In una recente intervista alla rivista Tradizione, pubblicata su Barbadillo, Alain De Benoist cita anche lei come uno dei pensatori a cui guardare per “nuove sintesi” capaci di collocarsi al di fuori delle consuete dicotomie politiche e culturali. E’ possibile un percorso del genere, oggi, in Italia?
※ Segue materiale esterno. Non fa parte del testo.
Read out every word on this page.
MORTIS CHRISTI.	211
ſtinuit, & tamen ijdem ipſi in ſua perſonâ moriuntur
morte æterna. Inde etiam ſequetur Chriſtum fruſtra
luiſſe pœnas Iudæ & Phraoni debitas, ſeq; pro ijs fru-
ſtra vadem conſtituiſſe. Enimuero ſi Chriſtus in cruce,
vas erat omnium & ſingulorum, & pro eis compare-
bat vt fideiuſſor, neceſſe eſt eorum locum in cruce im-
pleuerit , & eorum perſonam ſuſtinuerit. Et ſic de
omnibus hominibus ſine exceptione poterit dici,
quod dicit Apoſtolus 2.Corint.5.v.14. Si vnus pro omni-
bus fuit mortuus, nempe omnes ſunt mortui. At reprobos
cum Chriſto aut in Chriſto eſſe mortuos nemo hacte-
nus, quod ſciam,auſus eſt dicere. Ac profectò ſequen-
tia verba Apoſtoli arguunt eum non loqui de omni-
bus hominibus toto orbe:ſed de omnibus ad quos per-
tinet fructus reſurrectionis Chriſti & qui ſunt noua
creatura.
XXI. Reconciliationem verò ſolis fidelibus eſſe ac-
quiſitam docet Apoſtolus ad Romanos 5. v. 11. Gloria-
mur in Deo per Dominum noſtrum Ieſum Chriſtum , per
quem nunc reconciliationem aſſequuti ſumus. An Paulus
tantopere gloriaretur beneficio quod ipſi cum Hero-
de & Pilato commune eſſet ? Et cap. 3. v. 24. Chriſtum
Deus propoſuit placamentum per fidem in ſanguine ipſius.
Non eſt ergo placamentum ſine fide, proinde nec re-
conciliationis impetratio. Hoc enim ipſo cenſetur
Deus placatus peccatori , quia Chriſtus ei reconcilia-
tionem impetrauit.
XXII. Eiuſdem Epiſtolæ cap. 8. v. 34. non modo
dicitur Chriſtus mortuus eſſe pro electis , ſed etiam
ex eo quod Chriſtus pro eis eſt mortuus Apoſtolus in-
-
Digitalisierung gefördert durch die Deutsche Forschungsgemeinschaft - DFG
Intanto sono felice e onorato che De Benoist mi abbia citato perché lo considero, con il compianto Preve, uno dei più grandi filosofi contemporanei e una delle poche voci fuori dal coro. Più che nuove sintesi, occorre andare oltre, oltrepassare: non vuol dire una corsa verso il futuro ma tenere del passato ciò che di buono vi è di esso, liberandosi degli errori e portando all’altezza dei tempi il pensiero, abbandonando quelli che Adorno chiamava i “cadaveri concettuali”, cioè quei concetti che non fanno più presa sulla realtà. Continuare oggi a dividersi sterilmente tra destra e sinistra significa precludersi la possibilità di capire che il nemico è la Banca centrale, il mercato unico che elimina i diritti sociali. Il potere oggi incentiva tutte le dicotomie che non sono in grado di mettere in discussione il potere stesso: si esalta l’antifascismo, l’anticomunismo, ma mai si può parlare di anticapitalismo, di lotta all’imperialismo. E’ indispensabile andare oltre, al di là di destra e sinistra, per la lotta al capitale finanziario globale e la rivendicazione della comunità umana come priuus, come intoccabile dall’economia. Occorrerà sempre più creare un fronte di resistenza rispetto al fanatismo economico: se quello è il nemico occorre reagire, senza dividersi tra rossi e neri, islamici e cristiani, bianchi e neri. Pretendere la purezza di chi lotta contro il nemico somiglia all’atteggiamento di chi, davanti a un incendio, si mettesse a chiedere i documenti ai vigili del fuoco. Bisogna spegnere l’incendio: per farlo De Benoist dice che occorrono nuove sintesi, io aggiungo che bisogna andare oltre, senza restare intrappolati nelle vecchie categorie.